L’indifferenza uccide come la violenza


Non è passato nemmeno un mese da quel 19 settembre. Un pomeriggio in cui Maurizio Di Francescantonio ha rischiato di morire, finendo in coma dopo essere stato massacrato di botte da tre individui, mentre si trovava nella Metropolitana di Roma in compagnia della madre, picchiata anche lei mentre tentava di difendere il figlio. La storia è difficile da dimenticare. Il terzetto che schiamazza, infastidisce, e addirittura fuma all’interno del vagone. Di Francescantonio che si permette di dire con modi cortesi che nella metropolitana non si può fumare. Poi la violenza cieca, che definire bestiale sarebbe un’offesa per il mondo animale.

Ci sono due aspetti davvero tristi, inquietanti e disarmanti al tempo stesso, in questa vicenda, e credo in qualche modo collegati tra loro. La prima riguarda noi stessi, cioè ognuna delle persone presenti su quel vagone in quel lunedì pomeriggio che ha assistito senza muovere un dito.  Persone che hanno visto  Maurizio Di Francescantonio dapprima spintonato, poi preso a calci, a pugni. Lo hanno visto cadere a terra,  riempito di botte fino a perdere i sensi, mentre la madre tentava in ogni modo di difenderlo, di parare i colpi, di frapporsi tra il figlio ed i suoi aguzzini.  E l’aggressione non è finita neppure dopo lo svenimento.

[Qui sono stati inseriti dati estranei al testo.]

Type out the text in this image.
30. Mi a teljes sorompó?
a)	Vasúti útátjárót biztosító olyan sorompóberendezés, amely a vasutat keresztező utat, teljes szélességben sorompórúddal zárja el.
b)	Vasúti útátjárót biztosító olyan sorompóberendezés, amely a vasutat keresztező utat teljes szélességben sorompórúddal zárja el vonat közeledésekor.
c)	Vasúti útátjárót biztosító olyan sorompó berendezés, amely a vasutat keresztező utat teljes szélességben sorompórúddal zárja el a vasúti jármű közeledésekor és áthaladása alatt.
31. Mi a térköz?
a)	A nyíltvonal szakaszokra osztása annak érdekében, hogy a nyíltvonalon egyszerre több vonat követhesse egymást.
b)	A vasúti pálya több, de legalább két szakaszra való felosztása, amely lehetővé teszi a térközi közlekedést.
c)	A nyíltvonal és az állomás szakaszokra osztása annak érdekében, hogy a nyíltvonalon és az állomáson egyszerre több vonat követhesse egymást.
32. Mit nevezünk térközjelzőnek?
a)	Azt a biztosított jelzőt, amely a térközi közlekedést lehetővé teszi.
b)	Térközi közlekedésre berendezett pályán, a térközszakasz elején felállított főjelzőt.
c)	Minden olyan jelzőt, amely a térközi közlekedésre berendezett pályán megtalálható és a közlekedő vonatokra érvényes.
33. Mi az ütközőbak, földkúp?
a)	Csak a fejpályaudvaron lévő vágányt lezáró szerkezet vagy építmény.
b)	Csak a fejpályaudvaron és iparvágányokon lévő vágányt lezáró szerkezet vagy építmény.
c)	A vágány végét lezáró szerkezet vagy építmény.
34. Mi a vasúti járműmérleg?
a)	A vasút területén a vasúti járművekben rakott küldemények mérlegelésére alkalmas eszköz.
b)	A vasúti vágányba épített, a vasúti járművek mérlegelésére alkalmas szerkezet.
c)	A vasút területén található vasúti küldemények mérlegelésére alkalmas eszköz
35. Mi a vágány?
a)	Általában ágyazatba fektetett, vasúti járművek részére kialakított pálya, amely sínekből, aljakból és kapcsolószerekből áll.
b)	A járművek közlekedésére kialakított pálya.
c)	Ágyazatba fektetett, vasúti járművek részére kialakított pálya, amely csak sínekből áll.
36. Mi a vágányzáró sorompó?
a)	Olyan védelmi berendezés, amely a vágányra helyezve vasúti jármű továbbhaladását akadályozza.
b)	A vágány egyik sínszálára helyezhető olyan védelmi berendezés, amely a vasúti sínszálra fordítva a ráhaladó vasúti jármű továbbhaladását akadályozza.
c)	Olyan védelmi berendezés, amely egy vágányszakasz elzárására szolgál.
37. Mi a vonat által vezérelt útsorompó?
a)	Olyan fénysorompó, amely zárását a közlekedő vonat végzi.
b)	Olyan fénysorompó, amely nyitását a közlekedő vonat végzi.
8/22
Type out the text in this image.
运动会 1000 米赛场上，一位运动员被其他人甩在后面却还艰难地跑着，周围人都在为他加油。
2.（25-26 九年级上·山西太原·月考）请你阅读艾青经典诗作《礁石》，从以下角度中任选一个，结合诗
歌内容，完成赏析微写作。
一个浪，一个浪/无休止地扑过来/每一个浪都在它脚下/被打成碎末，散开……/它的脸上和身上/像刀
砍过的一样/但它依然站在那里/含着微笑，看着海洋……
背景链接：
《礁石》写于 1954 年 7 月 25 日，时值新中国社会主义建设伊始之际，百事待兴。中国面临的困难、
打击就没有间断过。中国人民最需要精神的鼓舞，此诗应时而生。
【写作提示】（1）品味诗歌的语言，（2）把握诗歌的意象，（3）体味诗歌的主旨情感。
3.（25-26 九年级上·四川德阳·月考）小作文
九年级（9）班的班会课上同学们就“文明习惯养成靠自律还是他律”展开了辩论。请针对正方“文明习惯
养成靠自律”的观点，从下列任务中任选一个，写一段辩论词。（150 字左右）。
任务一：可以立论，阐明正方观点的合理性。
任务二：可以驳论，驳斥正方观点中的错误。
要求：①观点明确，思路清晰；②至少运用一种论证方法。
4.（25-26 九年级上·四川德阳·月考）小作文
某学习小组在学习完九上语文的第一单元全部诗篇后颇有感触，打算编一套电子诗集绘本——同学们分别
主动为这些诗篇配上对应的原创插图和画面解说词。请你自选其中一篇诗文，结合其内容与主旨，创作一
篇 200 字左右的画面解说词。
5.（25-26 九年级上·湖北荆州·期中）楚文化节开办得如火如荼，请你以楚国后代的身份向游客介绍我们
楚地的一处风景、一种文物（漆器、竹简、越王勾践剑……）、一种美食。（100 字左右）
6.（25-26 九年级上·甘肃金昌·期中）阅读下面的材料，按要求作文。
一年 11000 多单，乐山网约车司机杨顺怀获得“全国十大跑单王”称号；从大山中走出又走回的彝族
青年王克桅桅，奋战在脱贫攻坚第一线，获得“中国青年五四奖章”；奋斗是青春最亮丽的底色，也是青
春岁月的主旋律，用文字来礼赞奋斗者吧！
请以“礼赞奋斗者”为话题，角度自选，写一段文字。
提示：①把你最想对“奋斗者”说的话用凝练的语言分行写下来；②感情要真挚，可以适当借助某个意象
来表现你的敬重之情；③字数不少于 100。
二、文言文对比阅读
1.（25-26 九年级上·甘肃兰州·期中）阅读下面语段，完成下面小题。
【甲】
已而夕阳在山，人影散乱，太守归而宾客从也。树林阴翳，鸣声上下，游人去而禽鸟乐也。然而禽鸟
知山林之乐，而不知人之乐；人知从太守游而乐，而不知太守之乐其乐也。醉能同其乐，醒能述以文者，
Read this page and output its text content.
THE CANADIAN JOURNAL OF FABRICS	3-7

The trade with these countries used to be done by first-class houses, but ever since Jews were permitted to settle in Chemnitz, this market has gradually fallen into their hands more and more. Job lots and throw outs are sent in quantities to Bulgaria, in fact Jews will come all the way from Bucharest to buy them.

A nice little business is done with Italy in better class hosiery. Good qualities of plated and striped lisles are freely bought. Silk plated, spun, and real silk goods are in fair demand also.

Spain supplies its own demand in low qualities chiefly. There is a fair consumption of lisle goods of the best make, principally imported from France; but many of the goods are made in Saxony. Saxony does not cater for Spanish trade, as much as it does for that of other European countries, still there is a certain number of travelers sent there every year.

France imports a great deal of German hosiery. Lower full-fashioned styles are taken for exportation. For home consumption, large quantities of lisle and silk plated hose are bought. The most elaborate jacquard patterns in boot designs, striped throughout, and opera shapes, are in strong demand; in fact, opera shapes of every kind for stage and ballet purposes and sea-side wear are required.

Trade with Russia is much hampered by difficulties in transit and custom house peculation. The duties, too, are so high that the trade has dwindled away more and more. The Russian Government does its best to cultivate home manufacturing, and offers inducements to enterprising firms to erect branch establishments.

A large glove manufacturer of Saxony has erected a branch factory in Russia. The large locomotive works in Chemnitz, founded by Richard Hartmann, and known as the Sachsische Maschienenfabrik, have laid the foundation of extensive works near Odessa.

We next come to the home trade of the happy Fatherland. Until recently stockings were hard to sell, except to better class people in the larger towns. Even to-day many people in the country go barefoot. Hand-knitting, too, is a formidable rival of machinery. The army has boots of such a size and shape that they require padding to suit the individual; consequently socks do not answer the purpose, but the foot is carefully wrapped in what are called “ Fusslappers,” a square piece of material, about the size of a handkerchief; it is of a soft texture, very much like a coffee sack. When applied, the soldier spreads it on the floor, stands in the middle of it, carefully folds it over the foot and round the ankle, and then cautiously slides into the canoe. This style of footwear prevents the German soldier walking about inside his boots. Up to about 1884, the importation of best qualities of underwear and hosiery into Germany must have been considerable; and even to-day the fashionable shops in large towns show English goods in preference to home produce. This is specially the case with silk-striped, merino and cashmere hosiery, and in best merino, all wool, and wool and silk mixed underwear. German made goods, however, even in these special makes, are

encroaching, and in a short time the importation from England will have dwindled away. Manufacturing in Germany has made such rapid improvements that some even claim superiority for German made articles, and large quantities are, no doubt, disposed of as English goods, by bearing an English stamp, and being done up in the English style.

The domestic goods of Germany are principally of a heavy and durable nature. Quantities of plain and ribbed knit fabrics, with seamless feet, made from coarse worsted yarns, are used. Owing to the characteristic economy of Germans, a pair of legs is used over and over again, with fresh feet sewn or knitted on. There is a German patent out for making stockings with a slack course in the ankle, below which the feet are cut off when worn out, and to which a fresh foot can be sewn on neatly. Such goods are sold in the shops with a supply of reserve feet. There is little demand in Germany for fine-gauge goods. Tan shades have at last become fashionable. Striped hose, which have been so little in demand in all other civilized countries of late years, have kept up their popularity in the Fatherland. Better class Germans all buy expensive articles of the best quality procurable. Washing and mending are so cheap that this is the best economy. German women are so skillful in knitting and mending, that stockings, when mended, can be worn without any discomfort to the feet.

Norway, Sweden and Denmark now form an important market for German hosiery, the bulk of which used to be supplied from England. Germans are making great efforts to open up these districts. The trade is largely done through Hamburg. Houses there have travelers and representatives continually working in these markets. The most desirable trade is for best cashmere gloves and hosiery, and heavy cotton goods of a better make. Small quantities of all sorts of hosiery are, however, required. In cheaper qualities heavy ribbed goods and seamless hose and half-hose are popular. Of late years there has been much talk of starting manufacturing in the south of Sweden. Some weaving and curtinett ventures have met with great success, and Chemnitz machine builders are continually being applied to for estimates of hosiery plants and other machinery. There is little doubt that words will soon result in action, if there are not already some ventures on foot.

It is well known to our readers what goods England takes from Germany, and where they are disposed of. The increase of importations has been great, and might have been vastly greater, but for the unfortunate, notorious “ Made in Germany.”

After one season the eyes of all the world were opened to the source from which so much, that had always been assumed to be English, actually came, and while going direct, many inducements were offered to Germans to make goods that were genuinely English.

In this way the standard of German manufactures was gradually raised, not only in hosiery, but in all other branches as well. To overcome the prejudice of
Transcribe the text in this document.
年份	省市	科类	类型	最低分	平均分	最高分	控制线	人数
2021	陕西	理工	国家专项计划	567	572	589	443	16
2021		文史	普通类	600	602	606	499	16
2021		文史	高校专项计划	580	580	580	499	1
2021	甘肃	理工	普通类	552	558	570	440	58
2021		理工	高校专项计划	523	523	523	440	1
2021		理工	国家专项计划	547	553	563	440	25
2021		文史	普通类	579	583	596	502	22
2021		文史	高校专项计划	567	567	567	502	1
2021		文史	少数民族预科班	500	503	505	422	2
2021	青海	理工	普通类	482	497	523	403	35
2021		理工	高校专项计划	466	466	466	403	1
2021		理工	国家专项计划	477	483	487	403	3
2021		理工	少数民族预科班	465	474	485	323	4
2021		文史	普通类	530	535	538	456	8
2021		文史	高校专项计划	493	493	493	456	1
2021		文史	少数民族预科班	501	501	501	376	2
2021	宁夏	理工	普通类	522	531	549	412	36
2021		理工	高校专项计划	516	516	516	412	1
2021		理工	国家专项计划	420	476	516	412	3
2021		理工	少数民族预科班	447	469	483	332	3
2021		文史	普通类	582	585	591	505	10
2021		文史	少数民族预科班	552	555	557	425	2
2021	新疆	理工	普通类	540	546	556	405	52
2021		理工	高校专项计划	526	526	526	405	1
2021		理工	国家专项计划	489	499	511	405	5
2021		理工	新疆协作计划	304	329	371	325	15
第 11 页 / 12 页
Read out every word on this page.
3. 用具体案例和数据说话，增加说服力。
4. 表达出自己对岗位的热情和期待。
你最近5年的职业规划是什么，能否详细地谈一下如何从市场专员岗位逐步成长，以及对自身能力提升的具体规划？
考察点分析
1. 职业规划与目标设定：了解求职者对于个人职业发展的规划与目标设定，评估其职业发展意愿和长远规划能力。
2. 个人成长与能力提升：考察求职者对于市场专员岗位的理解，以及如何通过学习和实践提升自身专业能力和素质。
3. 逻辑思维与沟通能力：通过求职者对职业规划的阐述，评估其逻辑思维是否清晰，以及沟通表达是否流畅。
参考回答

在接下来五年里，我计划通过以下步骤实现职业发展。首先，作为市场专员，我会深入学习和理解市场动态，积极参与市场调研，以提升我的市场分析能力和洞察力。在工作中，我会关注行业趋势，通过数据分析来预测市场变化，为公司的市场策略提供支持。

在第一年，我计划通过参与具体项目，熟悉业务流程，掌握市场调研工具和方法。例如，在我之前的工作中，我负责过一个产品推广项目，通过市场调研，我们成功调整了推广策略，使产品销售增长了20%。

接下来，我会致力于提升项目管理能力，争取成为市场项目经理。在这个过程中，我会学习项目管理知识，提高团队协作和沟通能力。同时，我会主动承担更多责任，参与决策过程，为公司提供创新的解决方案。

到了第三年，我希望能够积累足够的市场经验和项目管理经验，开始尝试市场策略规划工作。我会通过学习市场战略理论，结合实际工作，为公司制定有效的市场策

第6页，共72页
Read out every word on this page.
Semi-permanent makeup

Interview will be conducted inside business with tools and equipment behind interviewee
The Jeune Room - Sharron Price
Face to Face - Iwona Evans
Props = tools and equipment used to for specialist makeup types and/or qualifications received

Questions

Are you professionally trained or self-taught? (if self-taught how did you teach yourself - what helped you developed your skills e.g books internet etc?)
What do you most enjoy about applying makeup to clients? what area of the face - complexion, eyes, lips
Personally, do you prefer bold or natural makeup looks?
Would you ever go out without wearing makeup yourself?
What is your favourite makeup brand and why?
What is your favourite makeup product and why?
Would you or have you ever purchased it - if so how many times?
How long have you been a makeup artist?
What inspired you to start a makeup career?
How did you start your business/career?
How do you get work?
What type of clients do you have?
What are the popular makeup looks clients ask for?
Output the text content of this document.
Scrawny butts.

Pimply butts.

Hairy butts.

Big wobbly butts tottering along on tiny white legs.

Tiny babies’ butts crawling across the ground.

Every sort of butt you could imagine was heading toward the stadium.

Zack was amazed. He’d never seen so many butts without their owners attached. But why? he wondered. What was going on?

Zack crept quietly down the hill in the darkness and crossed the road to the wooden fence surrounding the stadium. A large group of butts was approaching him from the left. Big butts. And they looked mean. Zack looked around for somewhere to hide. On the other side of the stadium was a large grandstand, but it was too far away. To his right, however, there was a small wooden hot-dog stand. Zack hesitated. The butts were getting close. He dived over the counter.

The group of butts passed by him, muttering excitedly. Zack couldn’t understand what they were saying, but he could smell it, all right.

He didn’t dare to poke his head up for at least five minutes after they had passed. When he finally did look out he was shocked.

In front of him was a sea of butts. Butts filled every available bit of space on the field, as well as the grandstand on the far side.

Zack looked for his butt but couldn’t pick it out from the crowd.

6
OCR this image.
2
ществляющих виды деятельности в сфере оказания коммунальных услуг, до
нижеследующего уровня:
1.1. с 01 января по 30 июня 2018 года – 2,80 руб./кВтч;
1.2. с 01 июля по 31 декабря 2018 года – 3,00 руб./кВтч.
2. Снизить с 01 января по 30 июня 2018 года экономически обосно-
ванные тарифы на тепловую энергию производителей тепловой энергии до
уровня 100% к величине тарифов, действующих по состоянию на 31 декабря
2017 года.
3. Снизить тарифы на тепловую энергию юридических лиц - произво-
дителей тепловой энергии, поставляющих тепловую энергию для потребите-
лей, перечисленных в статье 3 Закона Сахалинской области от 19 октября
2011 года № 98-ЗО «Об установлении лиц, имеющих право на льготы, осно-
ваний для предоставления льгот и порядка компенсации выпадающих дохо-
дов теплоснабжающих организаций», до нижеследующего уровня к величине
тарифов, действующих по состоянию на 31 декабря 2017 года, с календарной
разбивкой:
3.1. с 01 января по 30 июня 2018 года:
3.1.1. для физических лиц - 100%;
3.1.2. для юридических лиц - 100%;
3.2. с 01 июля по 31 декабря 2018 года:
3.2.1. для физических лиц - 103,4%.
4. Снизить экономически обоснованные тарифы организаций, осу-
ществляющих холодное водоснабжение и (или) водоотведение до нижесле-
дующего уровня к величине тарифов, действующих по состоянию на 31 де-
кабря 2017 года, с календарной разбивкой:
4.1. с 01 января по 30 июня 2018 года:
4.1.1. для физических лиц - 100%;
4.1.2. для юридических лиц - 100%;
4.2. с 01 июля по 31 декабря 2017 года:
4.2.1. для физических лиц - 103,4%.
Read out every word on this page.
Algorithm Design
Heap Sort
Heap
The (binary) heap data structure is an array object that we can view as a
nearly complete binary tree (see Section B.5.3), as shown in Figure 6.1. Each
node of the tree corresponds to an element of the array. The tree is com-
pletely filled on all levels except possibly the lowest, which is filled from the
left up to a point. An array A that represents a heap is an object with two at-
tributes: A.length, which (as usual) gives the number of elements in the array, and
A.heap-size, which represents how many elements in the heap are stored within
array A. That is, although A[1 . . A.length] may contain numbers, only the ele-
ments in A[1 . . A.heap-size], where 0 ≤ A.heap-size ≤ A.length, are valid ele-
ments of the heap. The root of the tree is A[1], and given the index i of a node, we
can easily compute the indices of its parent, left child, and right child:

I tre hanno continuato ad infierire sul corpo inerme, inerte. Facile parlare quando non si è presenti, potrebbe pensare qualcuno. Non è mica facile fare l’eroe, superare la paura.  Vero. Ma è altrettanto vero che se le persone presenti fossero intervenute in massa, probabilmente, anzi sicuramente, sarebbero stati i tre a soccombere. Come è vero che che quello che è accaduto a Maurizio potrebbe accadere ad ognuno di noi.  Anche se Maurizio avesse taciuto. Anche se non si fosse ribellato seppur educatamente alla prepotenza dei tre.  E le recenti aggressioni avvenute a Roma senza motivazione alcuna ne sono la prova.

Maurizio avrebbe potuto essere nostro figlio, genitore, parente o amico. E se così fosse stato credo che ognuno di noi avrebbe voluto, quasi preteso, l’intervento dei presenti.

Come dire, “Non fare agli altri ciò che non vuoi che gli altri facciano a te. Fai agli altri ciò che gli altri vuoi facciano a te.”. Il concetto di etica della reciprocità che è diffuso in tante religioni, e che se fosse vissuto e rispettato appieno da ognuno di noi, ci consegnerebbe ,quasi magicamente, un mondo perfetto o quasi.

Il secondo aspetto raccapricciante è sapere che uno degli aggressori, Luigi Riccitiello, è uscito di prigione ed è tornato a casa agli arresti domiciliari in attesa del processo. Così ha deciso infatti il Tribunale del Riesame, secondo il quale Luigi Riccitiello  si sarebbe limitato a dare il primo spintone, infierendo quindi in maniera minore sulla vittima e addirittura  avrebbe provato a fermare l’aggressione, invitando gli amici a fuggire prima dell’arrivo delle forze dell’ordine. Chissà se i magistrati che hanno deciso di premiare Luigi Riccitiello per essere stato meno cattivo degli altri, lo proporranno per una qualche benemerenza? Del resto i tre, poveretti, tornavano da un rave party, e non dormivano da due giorni. Per loro stessa ammissione erano anche imbottiti di alcol e droghe. Come non essere quindi un pò su di giri, un pò nervosetti?

Ma soprattutto come stupirsi dell’indifferenza della gente nel momento in cui le istituzioni che per prime avrebbero il diritto-dovere di tutelare i cittadini, in nome di un garantismo che sconfina troppo spesso nell’impunità, vengono meno ad un loro preciso quanto fondamentale dovere? Perchè dovrebbe una persona qualunque farsi rompere le ossa per difendere un suo simile, per rischiare poi di restare più tempo in ospedale di quanto non resti l’aggressore in cella, ammesso che mai ci arrivi?

Per coscienza forse. Per istinto. Per un pò di sana follia. O anche solo perchè in grado di mettersi nei panni dell’altro come fosse se stesso.